I've spent so much time in Yosemite Valley that every turn of the road, every shuttle stop, every campground, every granite outcropping, and every patch of dappled sunlight is filled with comfort, connection, warmth and remembrance. I'm sure there are places I have not stood in Yosemite, but I've visited this sacred place throughout my lifetime. There are photos of 5-year old me sitting on wooden steps that lead the way into a canvas tent set at Camp Curry. 

Our family returned every summer to Yosemite Valley. As we became "of age," probably around 14-years old, we were allowed to venture out on our own as long we took a friend and checked in with our parents.
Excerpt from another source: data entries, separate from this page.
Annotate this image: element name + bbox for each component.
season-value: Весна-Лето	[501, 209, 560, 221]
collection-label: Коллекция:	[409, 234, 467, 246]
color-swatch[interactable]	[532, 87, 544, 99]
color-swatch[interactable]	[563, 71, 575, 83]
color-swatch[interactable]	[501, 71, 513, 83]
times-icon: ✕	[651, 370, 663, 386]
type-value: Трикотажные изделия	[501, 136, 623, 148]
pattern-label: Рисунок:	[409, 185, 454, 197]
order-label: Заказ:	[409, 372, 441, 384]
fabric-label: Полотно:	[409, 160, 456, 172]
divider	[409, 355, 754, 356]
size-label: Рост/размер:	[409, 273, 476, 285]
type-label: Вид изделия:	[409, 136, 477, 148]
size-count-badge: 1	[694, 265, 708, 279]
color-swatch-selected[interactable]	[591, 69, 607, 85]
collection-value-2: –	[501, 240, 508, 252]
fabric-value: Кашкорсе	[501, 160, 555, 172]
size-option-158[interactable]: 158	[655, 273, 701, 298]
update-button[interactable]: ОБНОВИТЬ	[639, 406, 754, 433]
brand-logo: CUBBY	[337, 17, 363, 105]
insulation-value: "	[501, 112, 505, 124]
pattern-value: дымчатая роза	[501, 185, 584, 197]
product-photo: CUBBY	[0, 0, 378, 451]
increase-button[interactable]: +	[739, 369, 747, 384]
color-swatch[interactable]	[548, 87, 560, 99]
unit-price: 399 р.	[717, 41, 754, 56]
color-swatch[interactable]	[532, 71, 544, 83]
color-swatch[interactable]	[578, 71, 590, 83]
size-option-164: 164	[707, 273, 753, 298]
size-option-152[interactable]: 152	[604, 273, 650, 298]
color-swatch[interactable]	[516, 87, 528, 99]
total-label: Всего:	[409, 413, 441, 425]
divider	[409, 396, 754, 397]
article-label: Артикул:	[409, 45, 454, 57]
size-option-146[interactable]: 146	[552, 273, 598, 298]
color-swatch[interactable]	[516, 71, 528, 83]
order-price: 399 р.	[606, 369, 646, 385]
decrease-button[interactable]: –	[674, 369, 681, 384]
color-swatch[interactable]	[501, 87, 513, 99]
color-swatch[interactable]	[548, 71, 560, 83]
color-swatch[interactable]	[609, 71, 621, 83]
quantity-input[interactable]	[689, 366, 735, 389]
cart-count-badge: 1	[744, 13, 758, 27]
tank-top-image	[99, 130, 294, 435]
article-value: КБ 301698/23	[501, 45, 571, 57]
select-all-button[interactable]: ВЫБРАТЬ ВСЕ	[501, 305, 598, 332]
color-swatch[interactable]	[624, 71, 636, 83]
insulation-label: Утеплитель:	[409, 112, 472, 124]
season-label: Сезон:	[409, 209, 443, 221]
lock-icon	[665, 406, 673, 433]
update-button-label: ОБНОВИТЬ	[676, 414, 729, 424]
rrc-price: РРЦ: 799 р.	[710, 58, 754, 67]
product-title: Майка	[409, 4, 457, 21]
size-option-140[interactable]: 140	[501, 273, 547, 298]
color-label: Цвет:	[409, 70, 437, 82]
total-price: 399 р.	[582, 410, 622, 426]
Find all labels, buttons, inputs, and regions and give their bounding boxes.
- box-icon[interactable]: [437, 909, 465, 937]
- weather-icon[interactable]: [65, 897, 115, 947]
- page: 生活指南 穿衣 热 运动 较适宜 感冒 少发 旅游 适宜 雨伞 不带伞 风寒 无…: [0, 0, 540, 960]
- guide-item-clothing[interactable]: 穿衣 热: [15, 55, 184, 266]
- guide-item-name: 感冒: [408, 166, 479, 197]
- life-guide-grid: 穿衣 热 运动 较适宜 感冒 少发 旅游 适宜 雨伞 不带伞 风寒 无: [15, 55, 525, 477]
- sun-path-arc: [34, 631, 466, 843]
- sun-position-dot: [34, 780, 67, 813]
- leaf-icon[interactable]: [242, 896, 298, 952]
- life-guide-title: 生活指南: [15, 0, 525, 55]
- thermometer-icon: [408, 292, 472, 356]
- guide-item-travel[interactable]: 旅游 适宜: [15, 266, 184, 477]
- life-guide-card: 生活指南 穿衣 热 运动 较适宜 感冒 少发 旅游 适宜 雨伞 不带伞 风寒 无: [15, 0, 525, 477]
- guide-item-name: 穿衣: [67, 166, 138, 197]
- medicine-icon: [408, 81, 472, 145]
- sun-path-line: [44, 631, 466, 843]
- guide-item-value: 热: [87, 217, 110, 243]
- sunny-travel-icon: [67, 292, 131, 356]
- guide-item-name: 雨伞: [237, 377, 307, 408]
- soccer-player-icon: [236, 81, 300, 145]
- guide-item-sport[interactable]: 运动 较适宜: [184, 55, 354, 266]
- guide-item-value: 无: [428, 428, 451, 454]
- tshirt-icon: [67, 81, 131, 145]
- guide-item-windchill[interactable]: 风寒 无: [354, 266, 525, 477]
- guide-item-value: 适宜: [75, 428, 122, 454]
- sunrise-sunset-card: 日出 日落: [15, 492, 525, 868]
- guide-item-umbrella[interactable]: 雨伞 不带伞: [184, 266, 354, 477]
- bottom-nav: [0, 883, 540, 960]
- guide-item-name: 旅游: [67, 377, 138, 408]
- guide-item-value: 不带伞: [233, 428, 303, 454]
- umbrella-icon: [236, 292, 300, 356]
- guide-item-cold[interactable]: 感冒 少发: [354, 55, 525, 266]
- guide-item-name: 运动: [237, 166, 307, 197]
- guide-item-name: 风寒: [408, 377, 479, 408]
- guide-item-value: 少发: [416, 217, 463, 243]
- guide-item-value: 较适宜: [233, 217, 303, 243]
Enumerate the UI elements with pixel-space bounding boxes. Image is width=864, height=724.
In those warm summer days we explored trails, rode bikes, visited park stores to choose that special souvenir, met boys, and jumped off Stoneman Bridge into the freezing water of the Merced River. 
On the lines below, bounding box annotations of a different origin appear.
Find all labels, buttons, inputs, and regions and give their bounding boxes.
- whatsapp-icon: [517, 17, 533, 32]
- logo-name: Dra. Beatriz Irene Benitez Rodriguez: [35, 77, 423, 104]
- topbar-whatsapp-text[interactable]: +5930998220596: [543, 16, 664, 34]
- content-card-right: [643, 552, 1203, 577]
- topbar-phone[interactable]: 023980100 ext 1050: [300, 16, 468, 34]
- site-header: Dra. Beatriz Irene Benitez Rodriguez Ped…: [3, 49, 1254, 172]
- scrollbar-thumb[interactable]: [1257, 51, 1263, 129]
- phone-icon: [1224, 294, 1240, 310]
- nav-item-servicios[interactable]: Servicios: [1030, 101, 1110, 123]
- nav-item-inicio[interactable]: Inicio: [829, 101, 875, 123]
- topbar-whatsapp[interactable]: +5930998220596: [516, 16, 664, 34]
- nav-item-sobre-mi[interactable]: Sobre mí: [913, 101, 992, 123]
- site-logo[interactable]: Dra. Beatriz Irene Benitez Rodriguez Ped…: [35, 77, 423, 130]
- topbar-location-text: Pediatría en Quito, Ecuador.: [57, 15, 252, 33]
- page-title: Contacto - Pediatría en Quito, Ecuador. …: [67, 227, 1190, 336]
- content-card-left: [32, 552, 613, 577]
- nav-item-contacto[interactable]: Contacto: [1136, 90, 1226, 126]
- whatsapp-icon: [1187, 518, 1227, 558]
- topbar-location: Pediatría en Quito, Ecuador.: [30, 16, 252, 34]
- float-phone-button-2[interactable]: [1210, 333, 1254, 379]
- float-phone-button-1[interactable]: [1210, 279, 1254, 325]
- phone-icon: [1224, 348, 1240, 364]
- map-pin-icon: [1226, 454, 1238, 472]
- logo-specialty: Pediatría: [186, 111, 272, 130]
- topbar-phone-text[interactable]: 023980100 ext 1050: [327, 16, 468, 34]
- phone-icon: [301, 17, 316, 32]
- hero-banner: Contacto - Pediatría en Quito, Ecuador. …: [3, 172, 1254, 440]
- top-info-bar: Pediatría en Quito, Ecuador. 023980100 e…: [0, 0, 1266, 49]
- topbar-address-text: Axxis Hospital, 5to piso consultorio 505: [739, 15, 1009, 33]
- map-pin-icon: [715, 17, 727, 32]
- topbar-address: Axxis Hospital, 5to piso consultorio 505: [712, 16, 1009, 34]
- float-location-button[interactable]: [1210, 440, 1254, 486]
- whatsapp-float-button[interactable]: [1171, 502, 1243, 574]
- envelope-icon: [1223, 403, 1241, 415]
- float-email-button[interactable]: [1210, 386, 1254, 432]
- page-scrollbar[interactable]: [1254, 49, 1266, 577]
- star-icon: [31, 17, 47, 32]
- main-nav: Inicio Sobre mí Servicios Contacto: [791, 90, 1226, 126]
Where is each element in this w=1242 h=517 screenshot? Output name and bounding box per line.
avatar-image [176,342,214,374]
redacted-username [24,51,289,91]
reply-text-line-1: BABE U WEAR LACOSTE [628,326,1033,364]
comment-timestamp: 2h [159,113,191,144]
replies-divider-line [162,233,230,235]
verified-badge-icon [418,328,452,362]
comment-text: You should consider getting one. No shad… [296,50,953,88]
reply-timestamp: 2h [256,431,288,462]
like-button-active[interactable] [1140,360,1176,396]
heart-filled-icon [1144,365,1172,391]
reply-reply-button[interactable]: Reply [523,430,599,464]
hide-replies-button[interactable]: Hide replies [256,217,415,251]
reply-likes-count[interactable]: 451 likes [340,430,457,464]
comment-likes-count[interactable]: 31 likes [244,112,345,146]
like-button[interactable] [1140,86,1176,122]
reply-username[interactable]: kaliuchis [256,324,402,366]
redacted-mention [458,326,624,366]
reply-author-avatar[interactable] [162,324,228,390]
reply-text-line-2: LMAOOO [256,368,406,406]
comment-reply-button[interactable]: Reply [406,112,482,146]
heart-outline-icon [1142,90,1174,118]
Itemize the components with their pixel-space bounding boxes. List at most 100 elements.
Years later I found myself working in Yosemite at Yosemite Lodge where I performed maid duties and cleaned small cabins and other hotel rooms...it was 1969...the summer of love. I'm afraid I can't put in words the feeling of the place that summer, except to say I met my first love there. The days were warm, the nights were cool, the smell of pine always in the air, Steller Jays always noisy, first kisses on the bridge at Lower Yosemite Falls...mist filling the air, standing in a grassy meadow as the Fire Fall was pushed from above off the cliff at Glacier Point, and laying in tall grass in Tuolumne Meadows eating licorice are just a few of my memories from that summer. 

We all know summer comes to an end and most of us went home and back to our regular lives, but even now as I visit Yosemite National Park a melancholy feeling washes over me as I walk across Stoneman Bridge or stand at the edge of the meadow where I watched the Fire Fall for so many summers. A piece of my heart resides there still.